In 1837, Jeanne and a 72-year old woman (Françoise Aubert) rented part of a small cottage and were joined by Virginie Tredaniel, a 17-year old orphan. These three women then formed a Catholic community of prayer, devoted to teaching the catechism and assisting the poor. Two years later, Jeanne brought a blind widow (Anne Chauvin) to their home and even allowed the woman to sleep in her own bed. From this act of charity, with the approval of her colleagues, Jeanne then focused her attention upon the mission of assisting abandoned elderly women, and from this beginning arose a community called The Little Sisters of the Poor. Jeanne wrote a simple rule for this new community of women, and they daily went door-to-door requesting food, clothing and money for the women in their care. This was Jeanne's life work, and she performed this mission for the next four decades.
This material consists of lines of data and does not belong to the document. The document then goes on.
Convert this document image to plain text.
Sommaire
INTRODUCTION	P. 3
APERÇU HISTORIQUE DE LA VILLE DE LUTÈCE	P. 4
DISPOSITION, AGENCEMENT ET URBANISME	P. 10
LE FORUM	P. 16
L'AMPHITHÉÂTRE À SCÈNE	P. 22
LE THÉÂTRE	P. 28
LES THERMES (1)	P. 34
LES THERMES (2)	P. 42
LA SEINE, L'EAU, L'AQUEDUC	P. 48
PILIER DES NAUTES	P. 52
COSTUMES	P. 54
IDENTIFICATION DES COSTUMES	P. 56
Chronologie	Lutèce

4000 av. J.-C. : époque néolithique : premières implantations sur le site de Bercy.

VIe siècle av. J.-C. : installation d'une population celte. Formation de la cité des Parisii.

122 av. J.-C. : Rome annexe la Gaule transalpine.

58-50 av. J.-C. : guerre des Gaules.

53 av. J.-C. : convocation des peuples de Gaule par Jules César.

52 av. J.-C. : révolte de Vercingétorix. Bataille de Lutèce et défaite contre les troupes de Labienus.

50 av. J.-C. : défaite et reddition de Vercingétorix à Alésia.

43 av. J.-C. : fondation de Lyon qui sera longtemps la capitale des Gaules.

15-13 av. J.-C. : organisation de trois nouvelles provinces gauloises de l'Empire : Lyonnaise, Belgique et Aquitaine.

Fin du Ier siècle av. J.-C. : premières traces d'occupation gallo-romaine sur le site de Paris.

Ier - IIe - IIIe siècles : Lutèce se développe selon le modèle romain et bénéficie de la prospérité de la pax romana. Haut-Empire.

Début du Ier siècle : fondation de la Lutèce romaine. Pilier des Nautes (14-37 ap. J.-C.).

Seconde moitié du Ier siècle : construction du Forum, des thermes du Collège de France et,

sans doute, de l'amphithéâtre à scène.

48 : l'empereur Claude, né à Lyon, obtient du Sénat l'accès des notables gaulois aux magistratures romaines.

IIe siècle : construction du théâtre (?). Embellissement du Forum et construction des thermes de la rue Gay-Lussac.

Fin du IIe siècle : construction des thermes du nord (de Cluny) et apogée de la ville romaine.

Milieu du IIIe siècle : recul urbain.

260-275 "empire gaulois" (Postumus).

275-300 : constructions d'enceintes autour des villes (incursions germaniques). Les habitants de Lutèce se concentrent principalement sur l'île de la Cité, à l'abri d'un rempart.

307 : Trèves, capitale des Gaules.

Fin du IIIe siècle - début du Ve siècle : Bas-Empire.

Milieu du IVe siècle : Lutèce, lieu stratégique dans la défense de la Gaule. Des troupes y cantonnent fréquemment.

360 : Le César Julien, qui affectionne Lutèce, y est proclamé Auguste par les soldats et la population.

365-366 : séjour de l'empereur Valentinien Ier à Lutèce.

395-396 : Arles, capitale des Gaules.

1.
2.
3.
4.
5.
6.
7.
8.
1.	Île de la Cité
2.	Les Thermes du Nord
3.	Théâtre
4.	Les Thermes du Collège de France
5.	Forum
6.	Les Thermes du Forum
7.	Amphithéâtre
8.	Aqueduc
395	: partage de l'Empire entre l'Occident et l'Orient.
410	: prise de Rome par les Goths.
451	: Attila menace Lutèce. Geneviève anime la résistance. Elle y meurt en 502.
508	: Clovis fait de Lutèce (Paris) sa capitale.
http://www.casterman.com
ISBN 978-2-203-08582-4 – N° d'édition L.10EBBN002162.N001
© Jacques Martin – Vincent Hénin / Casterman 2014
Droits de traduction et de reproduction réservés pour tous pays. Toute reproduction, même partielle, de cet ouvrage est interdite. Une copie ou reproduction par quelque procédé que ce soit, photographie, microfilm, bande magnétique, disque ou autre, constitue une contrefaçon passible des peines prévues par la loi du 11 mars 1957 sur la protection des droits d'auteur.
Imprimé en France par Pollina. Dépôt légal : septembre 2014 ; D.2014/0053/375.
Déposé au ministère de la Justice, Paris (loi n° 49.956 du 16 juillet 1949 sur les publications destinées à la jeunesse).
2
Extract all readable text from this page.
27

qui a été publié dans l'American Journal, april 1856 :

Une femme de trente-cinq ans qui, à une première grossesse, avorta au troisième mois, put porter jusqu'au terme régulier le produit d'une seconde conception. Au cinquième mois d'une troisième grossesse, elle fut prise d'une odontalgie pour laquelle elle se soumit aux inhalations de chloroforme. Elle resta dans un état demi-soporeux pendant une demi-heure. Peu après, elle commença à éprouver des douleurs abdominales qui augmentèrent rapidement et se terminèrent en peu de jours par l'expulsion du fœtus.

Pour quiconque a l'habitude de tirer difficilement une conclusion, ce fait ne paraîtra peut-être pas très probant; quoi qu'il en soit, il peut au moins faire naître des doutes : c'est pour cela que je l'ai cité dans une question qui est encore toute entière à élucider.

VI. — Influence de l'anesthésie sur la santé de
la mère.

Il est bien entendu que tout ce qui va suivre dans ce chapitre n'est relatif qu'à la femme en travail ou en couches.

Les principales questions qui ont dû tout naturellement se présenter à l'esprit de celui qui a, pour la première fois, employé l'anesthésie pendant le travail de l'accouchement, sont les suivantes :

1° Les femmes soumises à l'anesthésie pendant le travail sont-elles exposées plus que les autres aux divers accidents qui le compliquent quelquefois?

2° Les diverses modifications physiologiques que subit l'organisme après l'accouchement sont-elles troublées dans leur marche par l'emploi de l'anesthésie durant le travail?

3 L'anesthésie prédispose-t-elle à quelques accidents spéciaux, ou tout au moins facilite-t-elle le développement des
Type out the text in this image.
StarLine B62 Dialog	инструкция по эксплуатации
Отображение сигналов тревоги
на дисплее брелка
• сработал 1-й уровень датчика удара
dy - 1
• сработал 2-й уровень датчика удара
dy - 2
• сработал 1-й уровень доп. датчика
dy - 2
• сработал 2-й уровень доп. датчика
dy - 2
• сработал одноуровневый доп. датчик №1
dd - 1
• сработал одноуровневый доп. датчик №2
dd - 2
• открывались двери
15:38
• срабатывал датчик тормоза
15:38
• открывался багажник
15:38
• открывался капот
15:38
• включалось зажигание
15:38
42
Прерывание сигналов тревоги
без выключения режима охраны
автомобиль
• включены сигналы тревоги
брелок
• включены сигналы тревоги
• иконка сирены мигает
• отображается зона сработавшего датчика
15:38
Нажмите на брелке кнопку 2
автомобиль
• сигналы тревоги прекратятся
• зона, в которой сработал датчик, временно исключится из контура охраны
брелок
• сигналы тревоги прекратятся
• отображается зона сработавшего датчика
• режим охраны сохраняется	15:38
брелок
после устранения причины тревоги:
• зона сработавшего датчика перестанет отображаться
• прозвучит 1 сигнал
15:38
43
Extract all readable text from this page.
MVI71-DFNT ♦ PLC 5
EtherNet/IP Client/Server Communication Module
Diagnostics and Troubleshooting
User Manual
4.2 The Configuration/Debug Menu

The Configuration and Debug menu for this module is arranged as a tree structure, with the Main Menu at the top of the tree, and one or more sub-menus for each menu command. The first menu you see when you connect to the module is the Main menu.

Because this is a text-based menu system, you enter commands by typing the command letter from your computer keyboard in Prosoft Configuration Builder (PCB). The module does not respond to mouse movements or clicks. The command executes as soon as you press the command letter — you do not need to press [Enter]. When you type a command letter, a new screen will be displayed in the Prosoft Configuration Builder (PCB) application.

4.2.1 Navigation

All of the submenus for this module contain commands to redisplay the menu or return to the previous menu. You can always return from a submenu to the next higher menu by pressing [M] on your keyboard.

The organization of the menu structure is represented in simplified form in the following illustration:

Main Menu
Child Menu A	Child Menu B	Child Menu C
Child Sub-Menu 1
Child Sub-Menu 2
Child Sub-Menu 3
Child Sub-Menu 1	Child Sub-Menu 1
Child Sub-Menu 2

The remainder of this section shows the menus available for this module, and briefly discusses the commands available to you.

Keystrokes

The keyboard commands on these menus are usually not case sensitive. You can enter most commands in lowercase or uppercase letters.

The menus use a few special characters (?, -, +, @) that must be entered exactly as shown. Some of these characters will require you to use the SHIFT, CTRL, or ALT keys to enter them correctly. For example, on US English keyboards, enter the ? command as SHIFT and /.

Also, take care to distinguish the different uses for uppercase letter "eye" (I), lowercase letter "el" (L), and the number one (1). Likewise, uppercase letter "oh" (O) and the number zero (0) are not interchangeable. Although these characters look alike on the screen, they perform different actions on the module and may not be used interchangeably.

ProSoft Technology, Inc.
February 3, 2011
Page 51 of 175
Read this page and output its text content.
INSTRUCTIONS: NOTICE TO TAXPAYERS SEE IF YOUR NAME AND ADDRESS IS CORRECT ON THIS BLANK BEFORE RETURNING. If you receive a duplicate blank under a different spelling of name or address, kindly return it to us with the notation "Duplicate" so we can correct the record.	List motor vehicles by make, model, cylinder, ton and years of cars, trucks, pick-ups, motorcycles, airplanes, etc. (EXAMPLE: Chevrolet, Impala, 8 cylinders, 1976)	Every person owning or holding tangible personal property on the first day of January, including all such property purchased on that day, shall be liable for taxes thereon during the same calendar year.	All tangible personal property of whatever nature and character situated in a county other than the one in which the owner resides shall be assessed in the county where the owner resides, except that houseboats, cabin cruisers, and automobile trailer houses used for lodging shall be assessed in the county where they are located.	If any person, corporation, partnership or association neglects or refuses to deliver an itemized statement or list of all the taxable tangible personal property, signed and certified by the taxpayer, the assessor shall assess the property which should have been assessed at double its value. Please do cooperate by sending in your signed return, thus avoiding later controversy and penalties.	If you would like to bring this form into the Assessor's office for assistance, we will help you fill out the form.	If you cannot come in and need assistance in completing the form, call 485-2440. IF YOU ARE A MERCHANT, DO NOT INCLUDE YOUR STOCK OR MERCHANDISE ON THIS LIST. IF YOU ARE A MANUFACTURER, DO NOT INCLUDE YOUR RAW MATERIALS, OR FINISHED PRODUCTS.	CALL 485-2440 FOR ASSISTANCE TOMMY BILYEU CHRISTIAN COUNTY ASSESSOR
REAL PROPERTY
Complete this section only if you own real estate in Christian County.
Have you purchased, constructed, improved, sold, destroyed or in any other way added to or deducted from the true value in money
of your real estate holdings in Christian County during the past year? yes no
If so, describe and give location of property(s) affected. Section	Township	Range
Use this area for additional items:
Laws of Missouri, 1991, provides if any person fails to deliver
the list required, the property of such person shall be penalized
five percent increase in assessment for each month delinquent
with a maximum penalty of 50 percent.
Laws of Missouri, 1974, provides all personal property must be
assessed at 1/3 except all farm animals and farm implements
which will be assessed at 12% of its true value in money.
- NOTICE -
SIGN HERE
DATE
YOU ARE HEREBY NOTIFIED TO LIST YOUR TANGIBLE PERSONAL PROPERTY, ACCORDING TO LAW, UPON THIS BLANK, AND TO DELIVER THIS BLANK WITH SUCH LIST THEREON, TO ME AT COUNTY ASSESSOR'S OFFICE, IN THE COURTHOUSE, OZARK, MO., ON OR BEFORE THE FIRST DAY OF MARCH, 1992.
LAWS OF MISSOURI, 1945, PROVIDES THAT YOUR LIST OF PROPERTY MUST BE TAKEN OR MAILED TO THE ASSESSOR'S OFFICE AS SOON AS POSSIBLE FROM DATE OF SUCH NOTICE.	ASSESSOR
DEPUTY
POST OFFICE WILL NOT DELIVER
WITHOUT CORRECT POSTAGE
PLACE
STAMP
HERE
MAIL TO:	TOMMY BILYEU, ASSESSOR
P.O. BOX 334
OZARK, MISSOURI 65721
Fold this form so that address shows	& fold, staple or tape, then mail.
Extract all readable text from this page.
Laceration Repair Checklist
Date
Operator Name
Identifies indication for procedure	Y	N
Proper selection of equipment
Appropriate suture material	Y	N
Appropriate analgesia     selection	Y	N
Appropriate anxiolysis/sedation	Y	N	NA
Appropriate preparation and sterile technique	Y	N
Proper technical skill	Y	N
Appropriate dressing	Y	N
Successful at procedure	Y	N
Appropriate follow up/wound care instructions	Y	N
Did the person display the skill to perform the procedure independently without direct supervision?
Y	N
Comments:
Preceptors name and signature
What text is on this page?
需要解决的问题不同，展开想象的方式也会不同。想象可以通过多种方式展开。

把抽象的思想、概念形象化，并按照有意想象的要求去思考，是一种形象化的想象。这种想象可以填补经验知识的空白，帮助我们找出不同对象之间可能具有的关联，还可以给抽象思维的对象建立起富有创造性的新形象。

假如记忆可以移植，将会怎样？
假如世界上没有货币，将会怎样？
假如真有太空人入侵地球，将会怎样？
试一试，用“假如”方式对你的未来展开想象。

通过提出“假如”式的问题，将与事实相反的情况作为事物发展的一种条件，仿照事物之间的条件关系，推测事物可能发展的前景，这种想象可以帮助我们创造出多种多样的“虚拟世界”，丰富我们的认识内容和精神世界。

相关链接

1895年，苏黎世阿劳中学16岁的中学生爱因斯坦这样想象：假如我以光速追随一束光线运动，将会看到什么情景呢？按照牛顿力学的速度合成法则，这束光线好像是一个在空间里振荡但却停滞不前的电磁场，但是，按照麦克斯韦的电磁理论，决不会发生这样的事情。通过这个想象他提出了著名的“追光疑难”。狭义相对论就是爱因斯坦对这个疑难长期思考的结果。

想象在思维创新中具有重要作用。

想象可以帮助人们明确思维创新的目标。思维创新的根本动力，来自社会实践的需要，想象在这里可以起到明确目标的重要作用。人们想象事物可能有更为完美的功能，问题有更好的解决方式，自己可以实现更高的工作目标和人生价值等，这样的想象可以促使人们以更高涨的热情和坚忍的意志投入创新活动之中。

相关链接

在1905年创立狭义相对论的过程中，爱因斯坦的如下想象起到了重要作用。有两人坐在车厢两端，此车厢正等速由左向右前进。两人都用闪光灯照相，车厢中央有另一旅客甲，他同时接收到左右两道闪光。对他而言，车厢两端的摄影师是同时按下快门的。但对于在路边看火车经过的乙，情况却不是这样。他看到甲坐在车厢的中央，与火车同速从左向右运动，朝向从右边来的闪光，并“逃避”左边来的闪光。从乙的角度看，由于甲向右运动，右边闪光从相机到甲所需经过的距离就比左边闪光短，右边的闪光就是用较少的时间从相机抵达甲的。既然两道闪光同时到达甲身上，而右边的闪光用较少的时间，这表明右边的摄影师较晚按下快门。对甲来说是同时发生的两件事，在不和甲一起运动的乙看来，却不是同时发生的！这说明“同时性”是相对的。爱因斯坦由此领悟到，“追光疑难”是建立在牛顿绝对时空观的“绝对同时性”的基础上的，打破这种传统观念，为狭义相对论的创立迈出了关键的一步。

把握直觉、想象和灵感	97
In 1847 based on the request of Leo Dupont (known as the Holy Man of Tours) she established a house in Tours. She was much sought after when ever problems arose and worked with religious and civil authorities to seek help for the poor.[2]

By 1879, the community Jeanne founded had 2,400 Little Sisters and had spread across Europe and to North America. That year, Pope Leo XIII approved the constitutions for the Little Sisters of the Poor. In September 1885, the congregation arrived in South America and made a first foundation in Valparaíso, Chile, from which it expanded later on.

Jeanne died that year and was buried in the graveyard at the motherhouse at Saint-Pern. She was beatified in Rome by Pope John Paul II on October 3, 1982, and canonized on October 11, 2009, by Pope Benedict XVI.[3]

Today, pilgrims can visit the house where she was born (Cancale), the House of the Cross at Saint-Servan and the motherhouse where she lived her last 23 years at La Tour Saint Joseph in Saint-Pern.